У Бабефа теперь одна мысль: в Париж! С трудом одалживает он несколько монет на дорогу. Его провожают завистливые и сострадательные взоры обитателей Руа: «Куда он едет? В Париж? Но ведь в Париже революция! Лучше бы переждать месяц-другой». Да, в Руа все уверены, что к осени революция кончится: Бастилия уже взята, Неккер вышел в отставку, добрый король уменьшит налоги, и тогда все образуется.
Бабеф умеет думать, и когда он садится в дилижанс, его охватывает волнение: позади жизнь, бедная, грустная, но мирная, жена, дети, книги, проекты «Истории Пикардии», письменный стол. А что впереди?.. Париж, революция, история…

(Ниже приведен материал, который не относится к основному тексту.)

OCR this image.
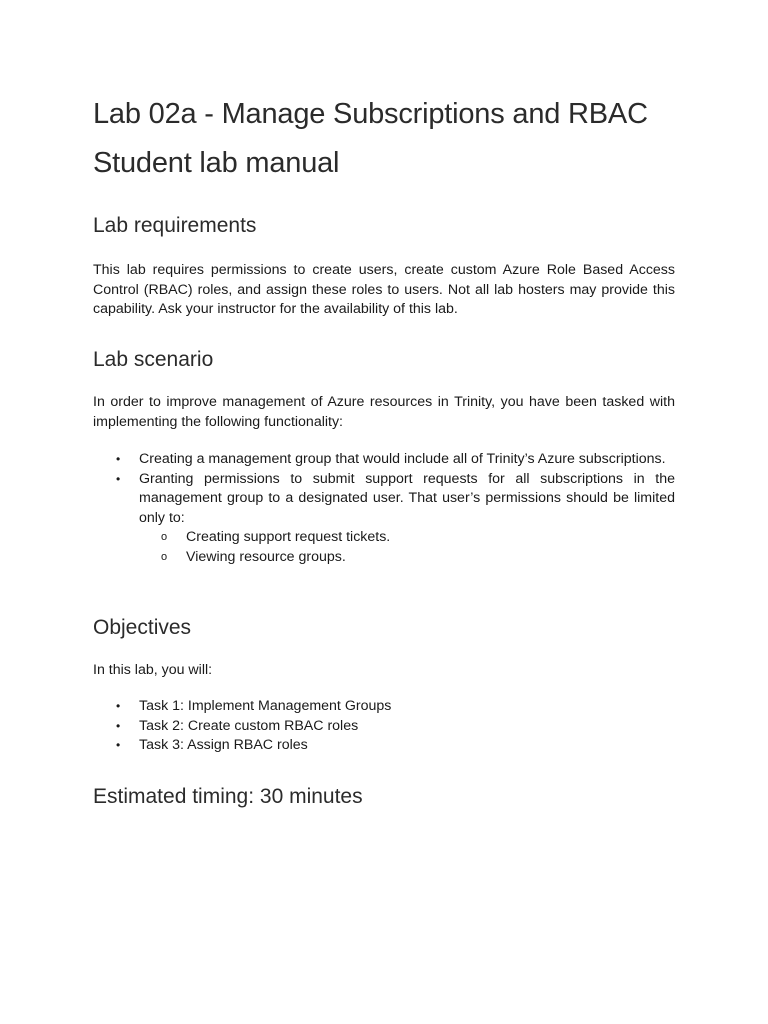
Lab 02a - Manage Subscriptions and RBAC
Student lab manual
Lab requirements

This lab requires permissions to create users, create custom Azure Role Based Access Control (RBAC) roles, and assign these roles to users. Not all lab hosters may provide this capability. Ask your instructor for the availability of this lab.

Lab scenario

In order to improve management of Azure resources in Trinity, you have been tasked with implementing the following functionality:

• Creating a management group that would include all of Trinity’s Azure subscriptions.
• Granting permissions to submit support requests for all subscriptions in the management group to a designated user. That user’s permissions should be limited only to:
o Creating support request tickets.
o Viewing resource groups.
Objectives

In this lab, you will:

• Task 1: Implement Management Groups
• Task 2: Create custom RBAC roles
• Task 3: Assign RBAC roles
Estimated timing: 30 minutes
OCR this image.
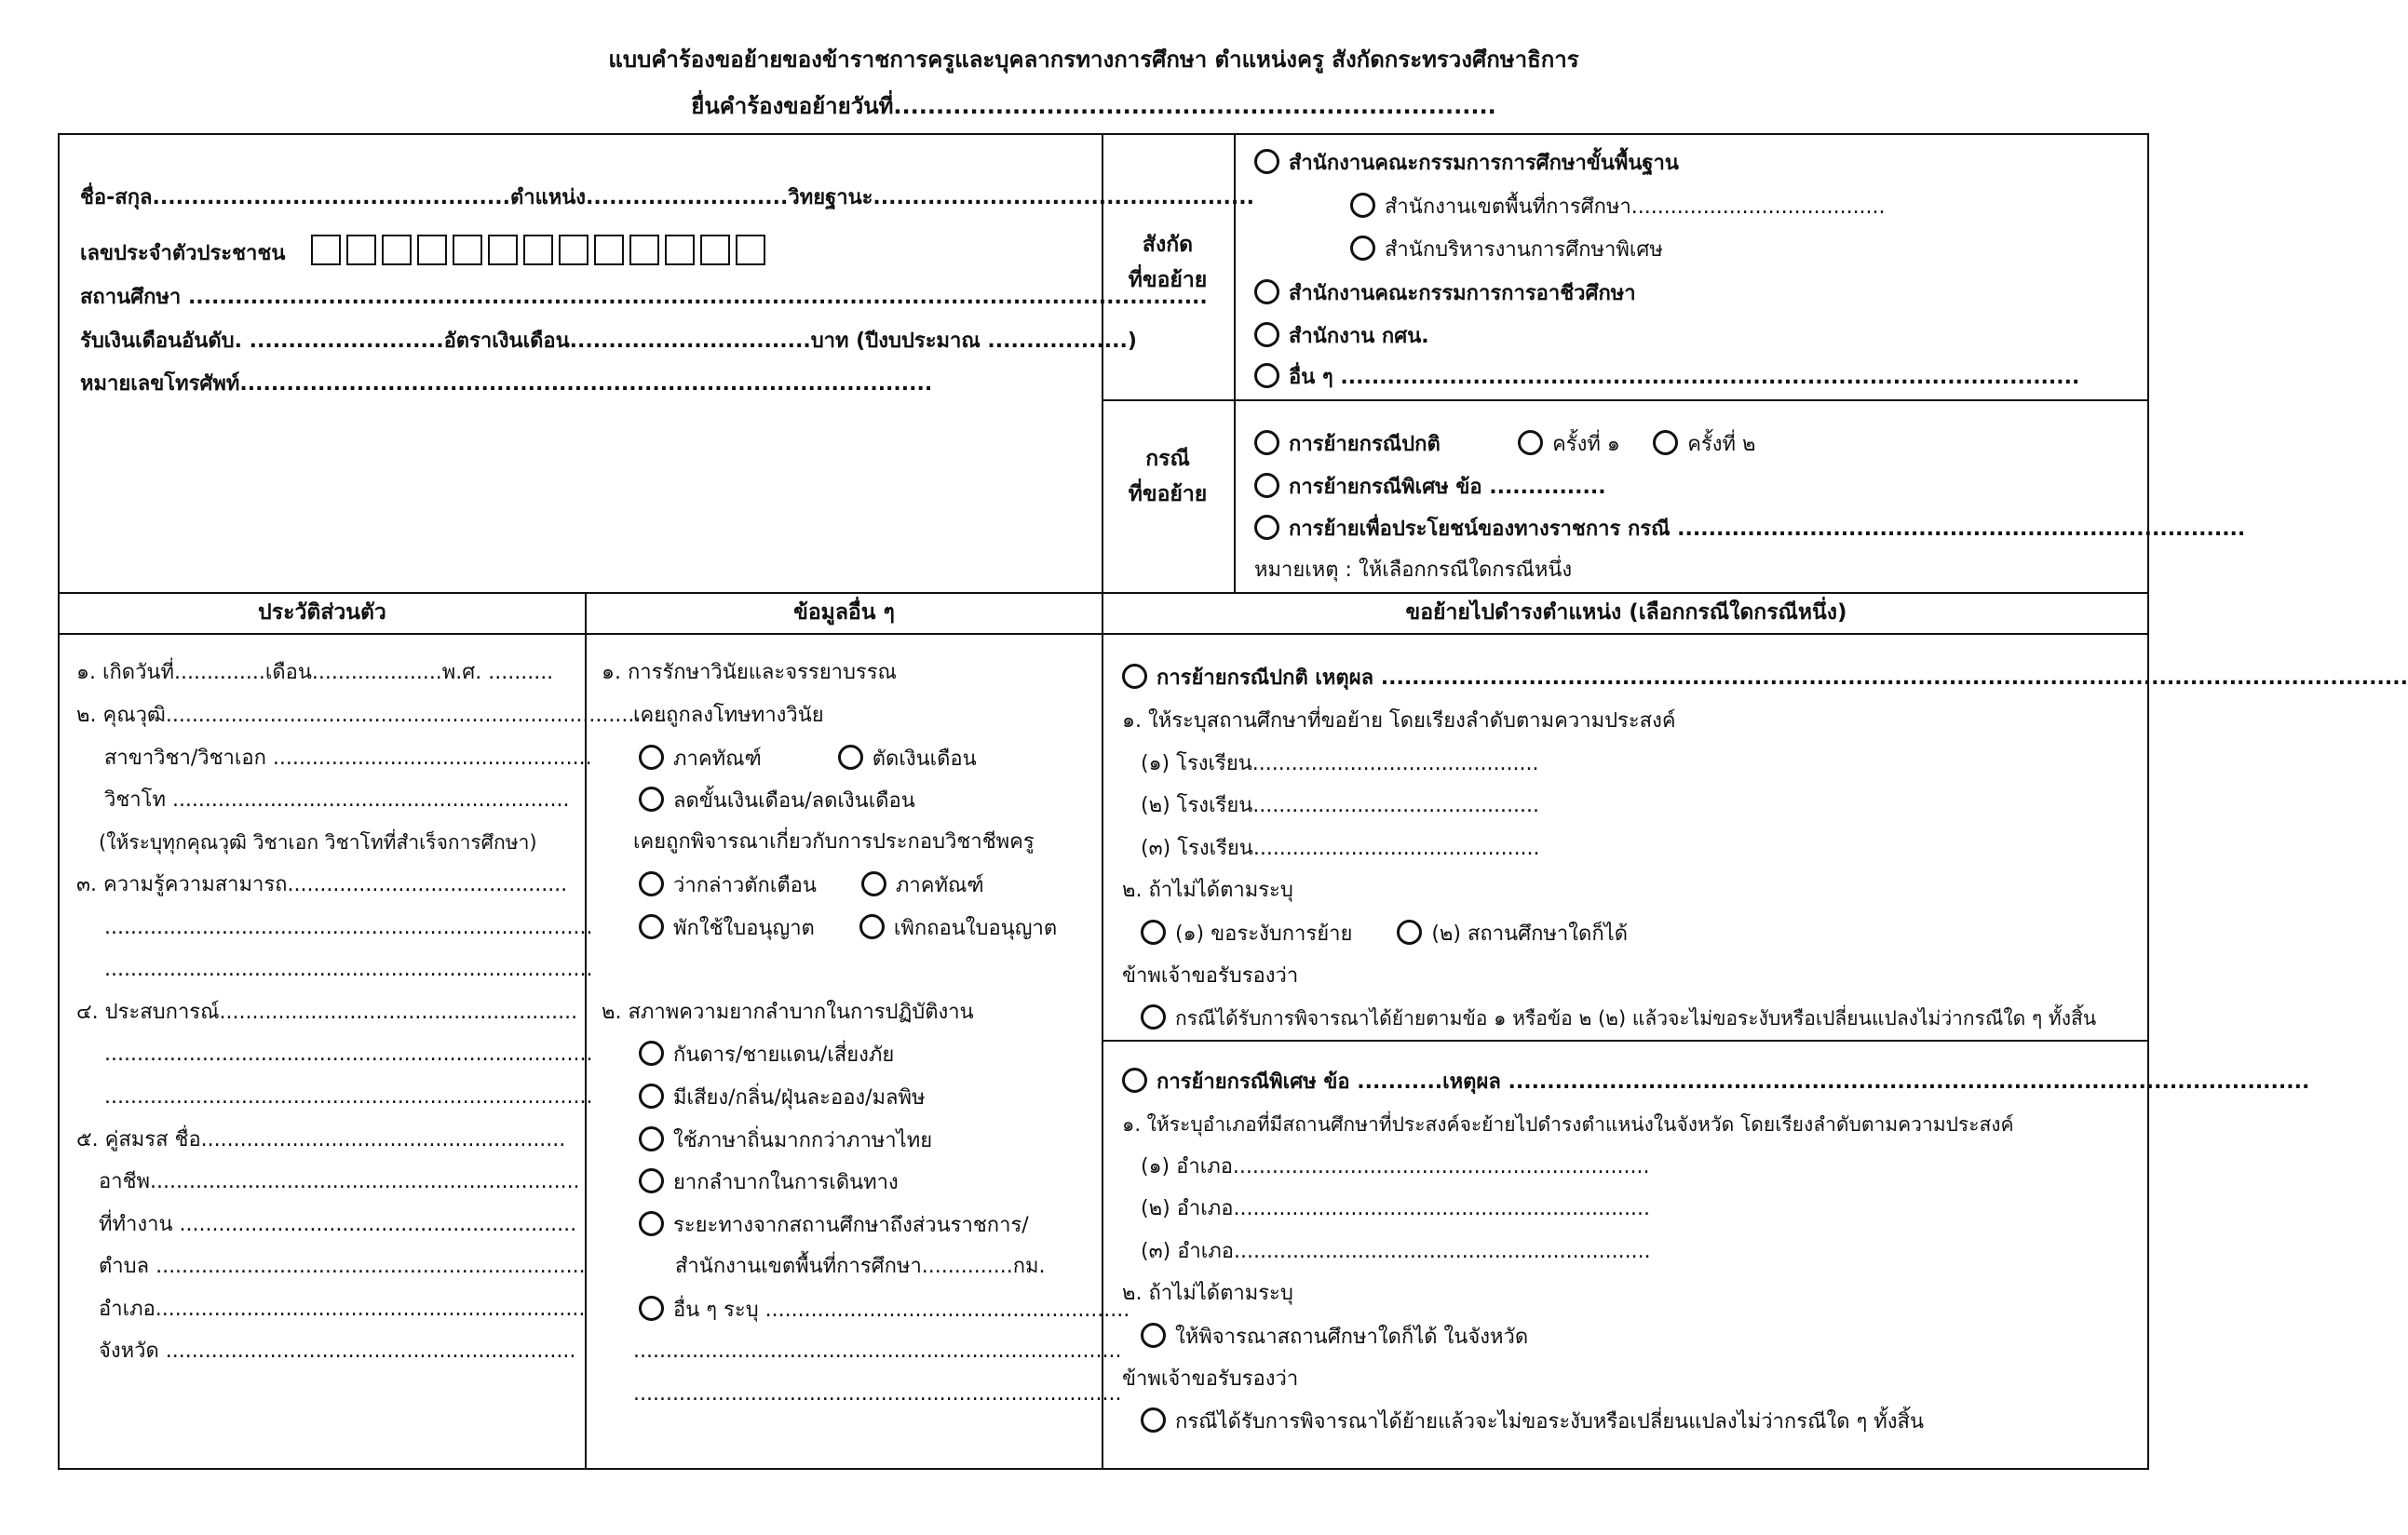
แบบคำร้องขอย้ายของข้าราชการครูและบุคลากรทางการศึกษา ตำแหน่งครู สังกัดกระทรวงศึกษาธิการ
ยื่นคำร้องขอย้ายวันที่.......................................................................
ชื่อ-สกุล..............................................ตำแหน่ง..........................วิทยฐานะ.................................................
เลขประจำตัวประชาชน
สถานศึกษา ...................................................................................................................................
รับเงินเดือนอันดับ. .........................อัตราเงินเดือน...............................บาท (ปีงบประมาณ ..................)
หมายเลขโทรศัพท์.........................................................................................
สังกัด
ที่ขอย้าย
สำนักงานคณะกรรมการการศึกษาขั้นพื้นฐาน
สำนักงานเขตพื้นที่การศึกษา.......................................
สำนักบริหารงานการศึกษาพิเศษ
สำนักงานคณะกรรมการการอาชีวศึกษา
สำนักงาน กศน.
อื่น ๆ ...............................................................................................
กรณี
ที่ขอย้าย
การย้ายกรณีปกติ	ครั้งที่ ๑	ครั้งที่ ๒
การย้ายกรณีพิเศษ ข้อ ...............
การย้ายเพื่อประโยชน์ของทางราชการ กรณี .........................................................................
หมายเหตุ : ให้เลือกกรณีใดกรณีหนึ่ง
ประวัติส่วนตัว	ข้อมูลอื่น ๆ	ขอย้ายไปดำรงตำแหน่ง (เลือกกรณีใดกรณีหนึ่ง)
๑. เกิดวันที่..............เดือน....................พ.ศ. ..........
๒. คุณวุฒิ.............................................................................
สาขาวิชา/วิชาเอก .................................................
วิชาโท .............................................................
(ให้ระบุทุกคุณวุฒิ วิชาเอก วิชาโทที่สำเร็จการศึกษา)
๓. ความรู้ความสามารถ...........................................
...........................................................................
...........................................................................
๔. ประสบการณ์.......................................................
...........................................................................
...........................................................................
๕. คู่สมรส ชื่อ........................................................
อาชีพ..................................................................
ที่ทำงาน .............................................................
ตำบล ..................................................................
อำเภอ..................................................................
จังหวัด ...............................................................
๑. การรักษาวินัยและจรรยาบรรณ
เคยถูกลงโทษทางวินัย
ภาคทัณฑ์	ตัดเงินเดือน
ลดขั้นเงินเดือน/ลดเงินเดือน
เคยถูกพิจารณาเกี่ยวกับการประกอบวิชาชีพครู
ว่ากล่าวตักเตือน	ภาคทัณฑ์
พักใช้ใบอนุญาต	เพิกถอนใบอนุญาต
๒. สภาพความยากลำบากในการปฏิบัติงาน
กันดาร/ชายแดน/เสี่ยงภัย
มีเสียง/กลิ่น/ฝุ่นละออง/มลพิษ
ใช้ภาษาถิ่นมากกว่าภาษาไทย
ยากลำบากในการเดินทาง
ระยะทางจากสถานศึกษาถึงส่วนราชการ/
สำนักงานเขตพื้นที่การศึกษา..............กม.
อื่น ๆ ระบุ ........................................................
...........................................................................
...........................................................................
การย้ายกรณีปกติ เหตุผล ....................................................................................................................................
๑. ให้ระบุสถานศึกษาที่ขอย้าย โดยเรียงลำดับตามความประสงค์
(๑) โรงเรียน............................................
(๒) โรงเรียน............................................
(๓) โรงเรียน............................................
๒. ถ้าไม่ได้ตามระบุ
(๑) ขอระงับการย้าย	(๒) สถานศึกษาใดก็ได้
ข้าพเจ้าขอรับรองว่า
กรณีได้รับการพิจารณาได้ย้ายตามข้อ ๑ หรือข้อ ๒ (๒) แล้วจะไม่ขอระงับหรือเปลี่ยนแปลงไม่ว่ากรณีใด ๆ ทั้งสิ้น
การย้ายกรณีพิเศษ ข้อ ...........เหตุผล .......................................................................................................
๑. ให้ระบุอำเภอที่มีสถานศึกษาที่ประสงค์จะย้ายไปดำรงตำแหน่งในจังหวัด โดยเรียงลำดับตามความประสงค์
(๑) อำเภอ................................................................
(๒) อำเภอ................................................................
(๓) อำเภอ................................................................
๒. ถ้าไม่ได้ตามระบุ
ให้พิจารณาสถานศึกษาใดก็ได้ ในจังหวัด
ข้าพเจ้าขอรับรองว่า
กรณีได้รับการพิจารณาได้ย้ายแล้วจะไม่ขอระงับหรือเปลี่ยนแปลงไม่ว่ากรณีใด ๆ ทั้งสิ้น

Бабеф приехал в знойный июльский вечер. На улицах толпились встревоженные люди. Все читали листки, кричали, спорили с друзьями, с прохожими, даже со стенами. Все хотели наговориться всласть после долгих лет молчания. Бабеф остановился в гостинице возле площади Грев. На дверях было написано: «Дают ночлег конным и пешим». Он хотел уснуть, но не мог. Внизу пили вино и пели, пели новые страшные песни на мотив церковных литаний: «Месть преступникам! Месть притеснителям»!.. Было черно и душно. Потом разразилась гроза. Но даже она не смогла разогнать народа. Удары грома перемежались с грохотом и с заунывным ревом: «Месть!..»
Ночью Бабеф слышал революцию. На следующий день он ее увидел. Он увидел не кресла Учредительного собрания, не Лафайета или Мирабо, не мечтателей, не вождей, не батальоны повстанцев. Он увидел ржавый железный фонарь на углу площади Грев и улицы Баннери, обыкновенный фонарь возле мелочной лавки, гордо именовавшейся «Королевским уголком». В лавочке торговали свечами, кофе, сахаром и мылом, а возле лавочки не редела толпа. Здесь народ судил, и здесь он пел — под ржавым фонарем.
Бабеф стоит, прижавшись к стене. На лице его недоумение. Ведь он еще новичок… Он видит, как толпа тащит к фонарю дряхлого старика. Тот упирается, молит. На вид ему лет семьдесят, если не восемьдесят.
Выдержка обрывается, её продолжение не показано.